630 F2d 338 United States v. Moreno

630 F.2d 338

UNITED STATES of America, Plaintiff-Appellee,
v.
Carlos Vasquez MORENO, Defendant-Appellant.

No. 80-1457

Summary Calendar.

United States Court of Appeals,
Fifth Circuit.

Unit A

Nov. 12, 1980.

Carlos V. Moreno, pro se.

John M. Potter, Asst. U. S. Atty., Houston, Tex., for plaintiff-appellee.

Appeal from the United States District Court for the Southern District of Texas.

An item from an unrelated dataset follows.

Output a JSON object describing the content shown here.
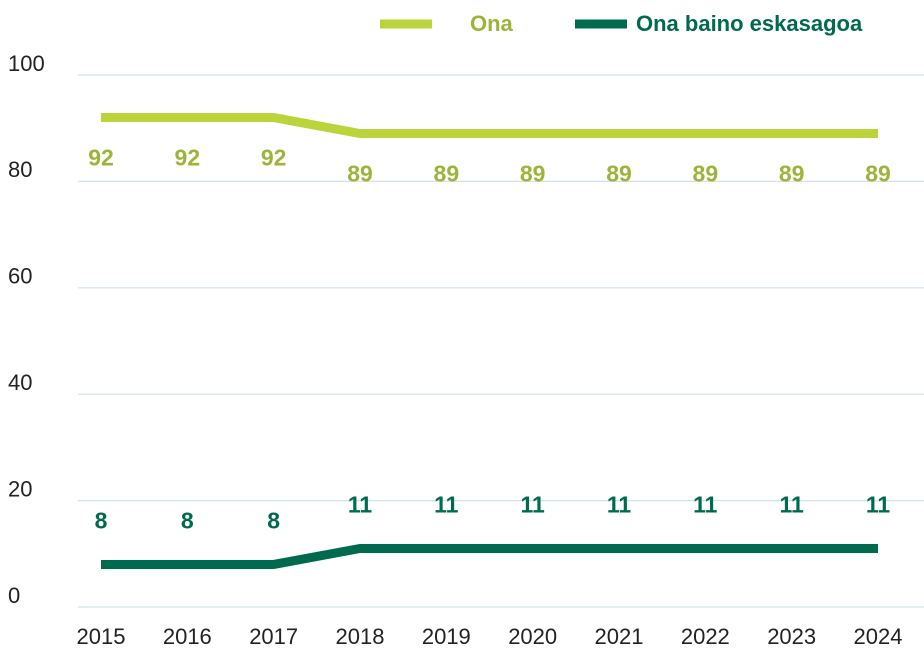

Before CHARLES CLARK, REAVLEY and WILLIAMS, Circuit Judges.

PER CURIAM:

view counter
1

Appellant Moreno was convicted of four counts of assaulting federal officers in violation of 18 U.S.C. § 111. Counts one and two involved driving an automobile so that he "did forcibly impede, intimidate, and interfere with" two United States Customs Patrol Officers who were riding in an official government vehicle as part of their duties. Each count involved the assault against one of the two named customs officers. Counts three and four involved the display of a machete in a way that "did forcibly assault, resist, oppose, impede, and intimidate" each of the two named customs patrol officers.

2

These convictions were affirmed by this Court in United States v. Moreno, 566 F.2d 105 (5th Cir. 1978).

3

Later Moreno filed a Rule 35 Motion to Correct an Illegal Sentence. His sentences as finally corrected by the trial court provided for concurrent three year terms for the convictions under counts one and two and a consecutive term of three more years for the conviction under count three. The conviction on count four was ordered vacated. This meant that Moreno was sentenced to a total of six years on the three counts. He appeals these sentences on the grounds that the consecutive sentences violate his constitutional rights and are in violation of federal law.1

4

The government raises issues concerning the timely filing of this appeal. Moreno raises fundamental constitutional and legal questions however which can justify treating this appeal as a petition under 28 U.S.C. § 2255. Moss v. United States, 263 F.2d 615 (5th Cir. 1959).

5

On the merits appellant-petitioner Moreno contends that consecutive sentences growing out of the same overall episode violate his constitutional and legal rights. Moreno relies upon cases which deny the right to consecutive sentences where there was one episode which constituted two offenses which merged the lesser offense into the greater. Whalan v. United States, --- U.S. ----, 100 S.Ct. 1432, 63 L.Ed.2d 715 (1980), or where one continuous assault was carried out against one person but by various means, Smith v. United States, 418 F.2d 1120 (D.C.Cir.1969), cert. denied, 396 U.S. 936, 90 S.Ct. 280, 24 L.Ed.2d 235 (1969), or where a single assault was directed against more than one officer. Ladner v. United States, 358 U.S. 169, 79 S.Ct. 209, 3 L.Ed.2d 199 (1958).

6

In this case, however, Moreno was found guilty of two separate assaults carried out by separate means. One was assault by automobile and the other was a threatening assault with a machete after both automobiles had stopped and those in the automobiles had gotten out and were confronting each other. It is for these two separate assaults that the consecutive three year sentences were given. These consecutive sentences are lawful. United States v. Williams, 446 F.2d 1115 (5th Cir. 1971); Cameron v. United States, 320 F.2d 16 (5th Cir. 1963).

7

Treating Moreno's claim as an appeal, the decision of the District Court is AFFIRMED. Treating Moreno's claim as a petition under 28 U.S.C. § 2255, the petition is DENIED.

view counter
1

Moreno does not challenge the convictions and the two concurrent three year sentences under counts one and two which grew out of an assault by automobile directed against the two officers in the government car, each named in a separate count

In any event no adverse collateral consequences appear to flow from the concurrent sentences under counts one and two. Guilt or innocence is not at issue nor did the counts involved disparate offenses in nature or severity. See United States v. Rubin, 591 F.2d 278, 281 (5 Cir. 1979), and see the thorough discussion of the concurrent sentence doctrine in United States v. Warren, 612 F.2d 887, 891-96 (5 Cir. 1980) (Roney and Hill, JJ., concurring and dissenting).